Opinião

O poço do elevador social

Ana Pedrosa-Augusto


É frequente ler-se e ouvir-se a expressão “o elevador social está avariado”. Infelizmente, é verdade para muitos. Mas temos algo ainda pior: 10% da população nacional que trabalha – e sublinho o “que trabalha” – vive abaixo do limiar da pobreza. Isto não é estar preso no elevador. Isto é nem sequer ter entrado nele porque se caiu no seu poço.

Eu sou permanente adepta e sempre parte da claque do trabalho, esforço e dedicação como forma de alcançar mais, de atingir objectivos, de subir na escala que traçamos para nós. E, claro, as condições de partida são relevantes neste percurso.

Por isso, a minha utopia (ou uma das minhas utopias) seria poder dizer que, no meu país, a desigualdade das condições de partida determinaria apenas mais ou menos trabalho – leia-se, tempo – no alcançar de objectivos ou no percorrer do caminho. Hoje, todavia, não vejo bem como isto pode ser possível.

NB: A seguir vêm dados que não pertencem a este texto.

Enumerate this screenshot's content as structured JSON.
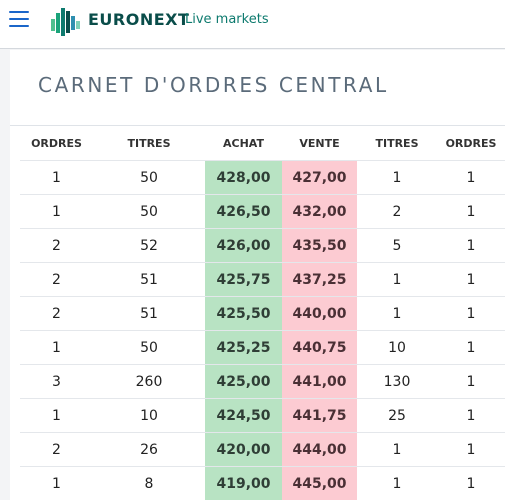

É que, na realidade, pessoas que trabalham vivem pobres.

Pessoas que se esforçam vivem pobres.

Pessoas que trabalharam uma vida inteira vivem pobres.

Crianças que nascem neste seio vivem pobres e dificilmente quebram o ciclo de pobreza.

Discutem-se muitos temas na cena política e cívica diária e a pobreza e a sua erradicação deveria ser um daqueles que não saem do ciclo noticioso, mas não encontram furo na agenda. Deveria ser um debate maior do que a esgrima entre a repetida e exausta reacção ideológica esquerda-direita. Tem de existir um olhar sério e, na medida do possível, imparcial sobre as causas desta pobreza e sobre a forma de permitir a saída dela.

Há que ouvir quem sabe, acompanhar quem faz e apoiar quem necessita.

Foi agora mesmo aprovada pelo Governo, no último dia de Setembro, a Estratégia Nacional de Combate à Pobreza 2021-2030. O documento, que está em consulta pública apenas até 25 de Outubro próximo, tem pouquíssimo enfoque na educação, pilar central deste combate, e contém propostas como:

“Reforçar a oferta de habitação com renda acessível para jovens, designadamente através da reabilitação do património imobiliário do Estado com aptidão para uso habitacional para criação de um parque habitacional público a preços acessíveis”, ou

“Promover uma política salarial adequada, ancorada na promoção da negociação coletiva e sustentada por instrumentos que permitam diminuir a taxa de risco de pobreza dos trabalhadores e trabalhadoras e reduzir as desigualdades no emprego, em particular as salariais, através da promoção de melhores salários, incluindo a valorização da retribuição mínima mensal garantida e das condições de trabalho, mas também do, eventual, incentivo a leques salariais menos desiguais, bem como de uma maior progressividade e equidade no plano fiscal”, ou ainda

“Reconhecer com nitidez e pedagogia o sentido do combate à pobreza nas condições contemporâneas.”

Percebe-se que, assim, dificilmente chegaremos lá, até porque ainda falta concretizar as medidas. E nem discuto o teor ideológico destas linhas. Questiono, sim, a sua praticabilidade e exequibilidade.

Lamento, assim, considerar que este será mais um plano daqueles que tem eixos e objectivos, mas que dificilmente sai do papel. E nós, enquanto sociedade, devemos às crianças que vivem em pobreza as condições para que elas consigam dali sair.

Talvez percebendo isto mesmo, Marcelo Rebelo de Sousa apelou recentemente à bondade dos cristãos para o combate a este flagelo. Pois o meu apelo é à bondade de todos, independentemente da sua fé religiosa ou falta dela. É que há crianças presas no poço do elevador. E cabe a todos nós estender a mão para que dele saiam.